Universal Doing 'Bridesmaids 2' Without Kristen Wiig?

Though Melissa McCarthy was the big breakout star of last spring's Bridesmaids, it was really Kristen Wiig's movie. The Saturday Night Live vet not only played the lead, she also co-produced the project and penned its script with co-writer Annie Mumolo. It's tough to imagine seeing another Bridesmaids without Wiig — but apparently, that's exactly what Universal is considering.

With Wiig and Mumolo reportedly uninterested in doing a sequel, the studio is now weighing the possibility of moving forward without them, and pinning its hopes on McCarthy to help get the project going. More details after the jump.

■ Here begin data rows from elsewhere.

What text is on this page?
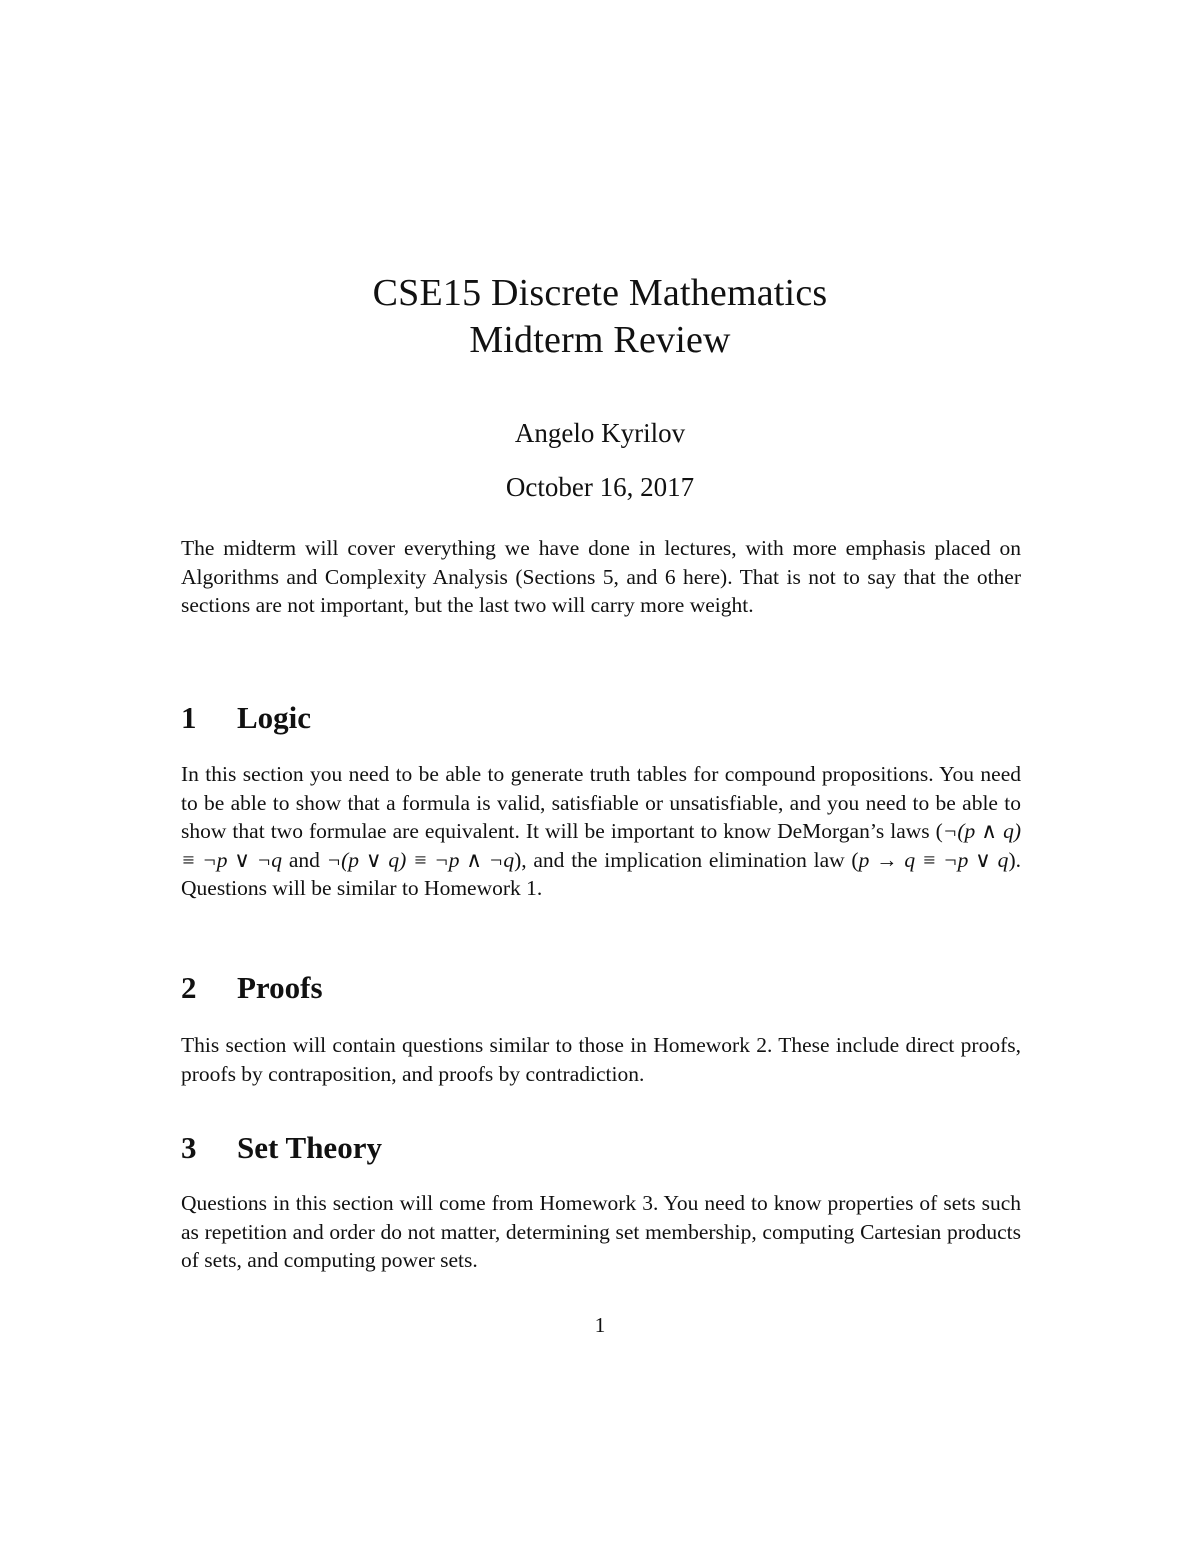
CSE15 Discrete Mathematics
Midterm Review
Angelo Kyrilov
October 16, 2017

The midterm will cover everything we have done in lectures, with more emphasis placed on Algorithms and Complexity Analysis (Sections 5, and 6 here). That is not to say that the other sections are not important, but the last two will carry more weight.

1 Logic

In this section you need to be able to generate truth tables for compound propositions. You need to be able to show that a formula is valid, satisfiable or unsatisfiable, and you need to be able to show that two formulae are equivalent. It will be important to know DeMorgan’s laws (¬(p ∧ q) ≡ ¬p ∨ ¬q and ¬(p ∨ q) ≡ ¬p ∧ ¬q), and the implication elimination law (p → q ≡ ¬p ∨ q). Questions will be similar to Homework 1.

2 Proofs

This section will contain questions similar to those in Homework 2. These include direct proofs, proofs by contraposition, and proofs by contradiction.

3 Set Theory

Questions in this section will come from Homework 3. You need to know properties of sets such as repetition and order do not matter, determining set membership, computing Cartesian products of sets, and computing power sets.

1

While Univeral isn't happy about Wiig's refusal, the studio has indicated that it is willing to go forward without Wiig, with McCarthy as the key player. McCarthy has said in the past that she'd be open to doing a sequel. Whether director Paul Feig, who's also previously expressed his willingness to consider a sequel, will be back is not clear at this point.

As for why Wiig is uninterested in a second Bridesmaids, one possibility is friction between Wiig and Universal. The six lead actresses (Wiig, McCarthy, Maya Rudolph, Rose Byrne, Wendi McLendon-Covey and Ellie Kemper) each received $100,000 bonuses for their work on the last film — not nothing, but an underwhelming figure considering that the film grossed $288 million on a $32 million budget. But salary wouldn't have been an issue on Bridesmaids 2, as THR notes that Universal head Ron Meyer probably offered Wiig an eight-figure sum to come back.

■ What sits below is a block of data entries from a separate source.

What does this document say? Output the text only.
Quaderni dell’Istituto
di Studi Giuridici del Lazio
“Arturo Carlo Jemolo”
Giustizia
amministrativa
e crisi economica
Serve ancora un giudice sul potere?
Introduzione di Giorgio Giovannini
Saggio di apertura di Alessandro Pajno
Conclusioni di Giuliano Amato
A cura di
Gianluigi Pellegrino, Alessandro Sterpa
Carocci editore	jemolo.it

Or perhaps it's just that Wiig's already got plenty on her plate with the smaller projects she's working on. Jennifer Westfeldt's Friends With Kids, which reunites Wiig with Bridesmaids co-stars Rudolph, Jon Hamm, and Chris O'Dowd, is scheduled to open this spring, and Wiig's passion project Imogene is due out sometime this year as well. In addition, she's lined up to star opposite Robert De Niro in The Comedian, directed by Sean Penn, and is working on adapting the novel Clown Girl for the screen with an eye toward directing.

It's certainly still possible that Wiig will change her mind, but given that we've been hearing for months that she's not interested in a sequel, it also seems plausible that Universal really will just make the film without her. As much as I loved the first Bridesmaids and would like to see another, the idea of a Bridesmaids 2 without the star, producer, and writers that helped make it what it is doesn't sound appealing. Would you watch a Bridesmaids without Wiig?